Minneapolis Park Superintendent Jayne Miller doesn’t get to live in the five-story Dutch colonial house in Lyndale Farmstead Park for free.
But her rent of $1,154 per month paid to the Park Board hasn’t gone up in more than five years.
Meanwhile, rents for single-family homes in the surrounding southwest Minneapolis area have risen by 15 to 20 percent in the past five years, according to Janene Christy, an area residential rental broker.
The terms of Miller’s lease could forestall any increase in rent until mid-2018. Still, the arrangement raises questions related to potential tax liability and whether it puts Miller’s compensation over a state-set cap.
When asked about the rent, Park Board President Anita Tabb said she thinks the house’s rent needs a market check. “I do think we need to re-evaluate that,” she said.
Miller said in an e-mail Wednesday that she’s willing to negotiate if her rent is below the market. But she declined to comment further and directed some questions to Tabb.
The house Miller rents was built to lure Theodore Wirth, the famed second park superintendent, to Minneapolis. Seven of the 13 park superintendents have lived there. Those who didn’t typically already had homes in the city. As recently as the 1990s, superintendents lived there rent-free; some were contractually bound to do so.
When Miller was hired six years ago from Ann Arbor, Mich., she said she wanted to become more familiar with Minneapolis before buying a home. She’s contractually required to live in the city, but not the house.
She initially paid $640 monthly for 644 square feet that included the kitchen and two second-floor bedrooms of the house. A new lease in 2011 nearly doubled the amount of square feet she rented, adding third-floor space. Her new monthly rent of $1,154 represented a 3.25 percent increase in her rent per square foot. The Park Board pays utility costs.
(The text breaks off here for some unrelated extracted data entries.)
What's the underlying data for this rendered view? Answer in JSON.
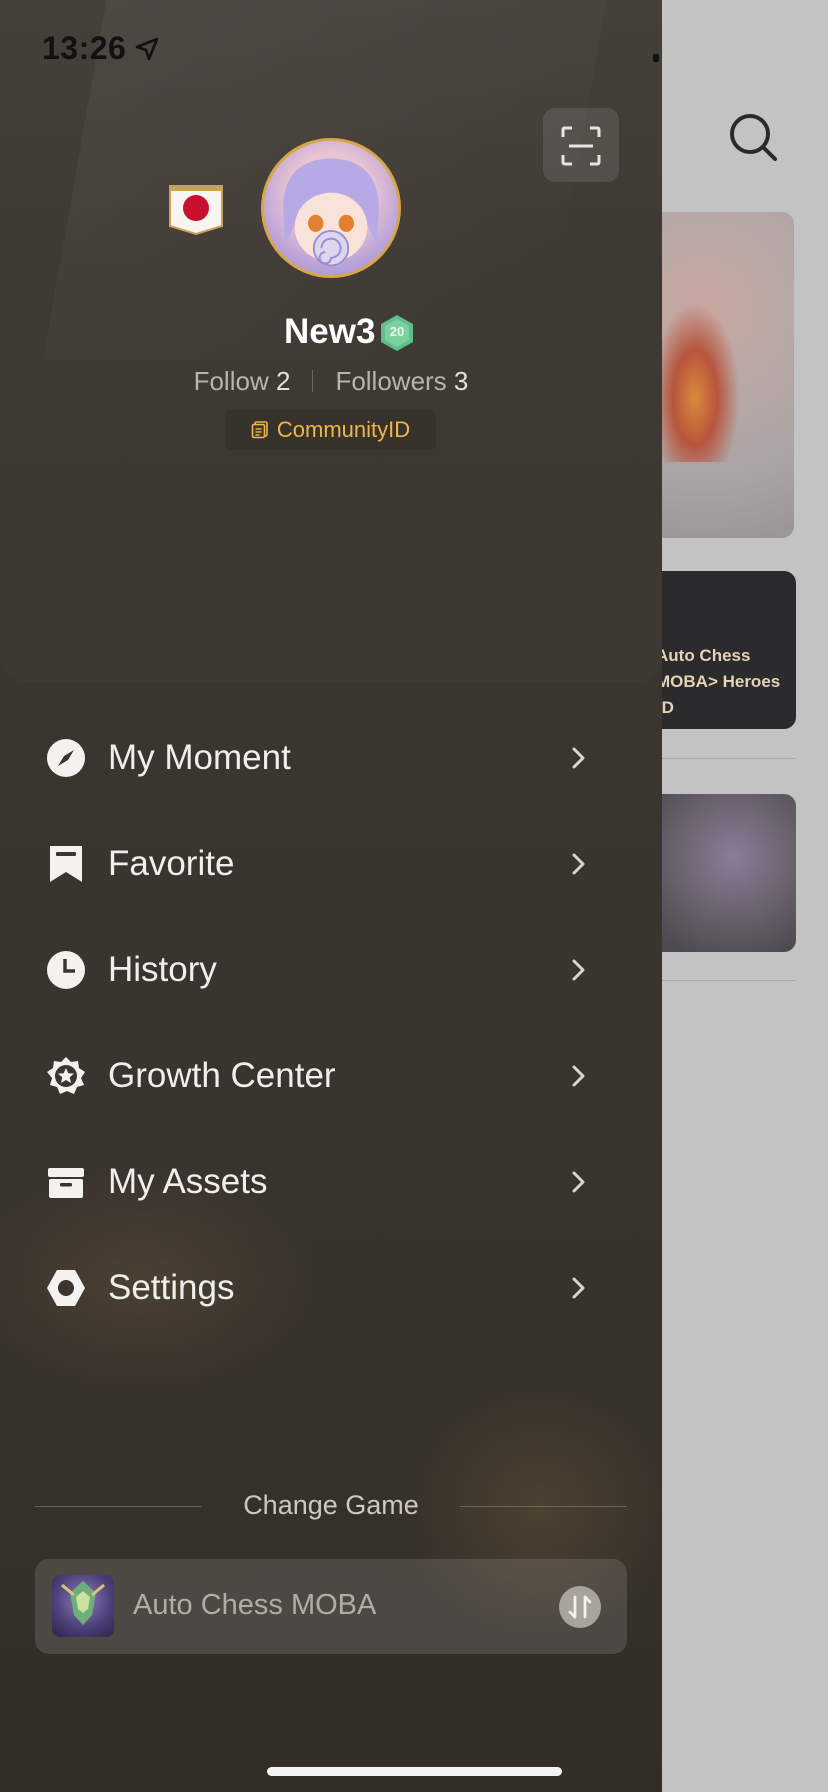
{
  "status_bar": {
    "time": "13:26"
  },
  "background_app": {
    "card2_text": "Auto Chess MOBA> Heroes  [D"
  },
  "profile": {
    "username": "New3",
    "level": "20",
    "follow_label": "Follow",
    "follow_count": "2",
    "followers_label": "Followers",
    "followers_count": "3",
    "community_id": "CommunityID"
  },
  "menu": {
    "items": [
      {
        "label": "My Moment",
        "icon": "compass-icon"
      },
      {
        "label": "Favorite",
        "icon": "bookmark-icon"
      },
      {
        "label": "History",
        "icon": "clock-icon"
      },
      {
        "label": "Growth Center",
        "icon": "star-badge-icon"
      },
      {
        "label": "My Assets",
        "icon": "archive-box-icon"
      },
      {
        "label": "Settings",
        "icon": "hexagon-settings-icon"
      }
    ]
  },
  "change_game": {
    "title": "Change Game",
    "current_game": "Auto Chess MOBA"
  },
  "colors": {
    "accent_gold": "#f0b54a",
    "badge_green": "#5fbf8b",
    "drawer_bg": "#3b352f"
  }
}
That lease requires mutual agreement to amend its terms, including the rental rate. Absent that, her rent would stay at $1,154 through mid-2018, when her current employment contract expires.
A previous lease of part of the house to a park foundation required 3 percent annual rent increases.
Tax and salary implications
Not increasing rent causes potential tax liability, according to Gregg Polsky, who teaches tax law at the University of Georgia and formerly taught at the University of Minnesota. That’s because the difference between a below-market rent and the prevailing market rent is taxable as employee compensation, Polsky said.
There would be an exemption to the IRS rule if the board required Miller to live in the house as it did for the last superintendent-occupant, David Fisher, until waiving that requirement.
Tabb said she doesn’t think the Park Board is reporting any lodging benefit to the IRS now. The board won’t know if some of Miller’s lodging should be reported until it determines the current market rate, she said.
She also acknowledged that a below-market rent could also cause salary cap issues. Miller’s salary of $165,003 annually is at the top of that allowed for public employees in Minnesota. Any difference between her rent and a market rate could be considered additional compensation.
Tabb said the board needs a periodic reminder from its staff to review the rental market. She pledged to seek a review of the rent once the board adopts a 2017 budget next month.
Commissioner John Erwin, board president when Miller was hired, said the rent was set after consulting several real estate brokers. “We should be looking at it every three or four years, he said.
When Miller’s contract was extended in early 2015, then-President Liz Wielinski said the rent still reflected the market. Her bigger concern was keeping Miller from going over the state cap for public employee compensation. To make sure that Miller’s compensation didn’t exceed the cap, Miller’s $6,000 annual car allowance was converted to mileage reimbursement in the second year of the pact.
Still, by several measures, rents in southwest Minneapolis have risen.
The median rent for all types of residential property in Miller’s ZIP code jumped 9.8 percent between the year she moved in and 2014, according to the latest census data available.
Average rent since 2011 in southwest Minneapolis apartment buildings of at least 10 units have risen 39 percent, according to a Marquette Advisors survey of about 9,000 units.
The market’s especially tight for single-family housing, said Christy, the rental broker. She recently rented a three-bedroom home in the area for $1,750 a month.
“When they go on the market, it is crazy,” she said. “When we hold an open house, they rent in minutes.”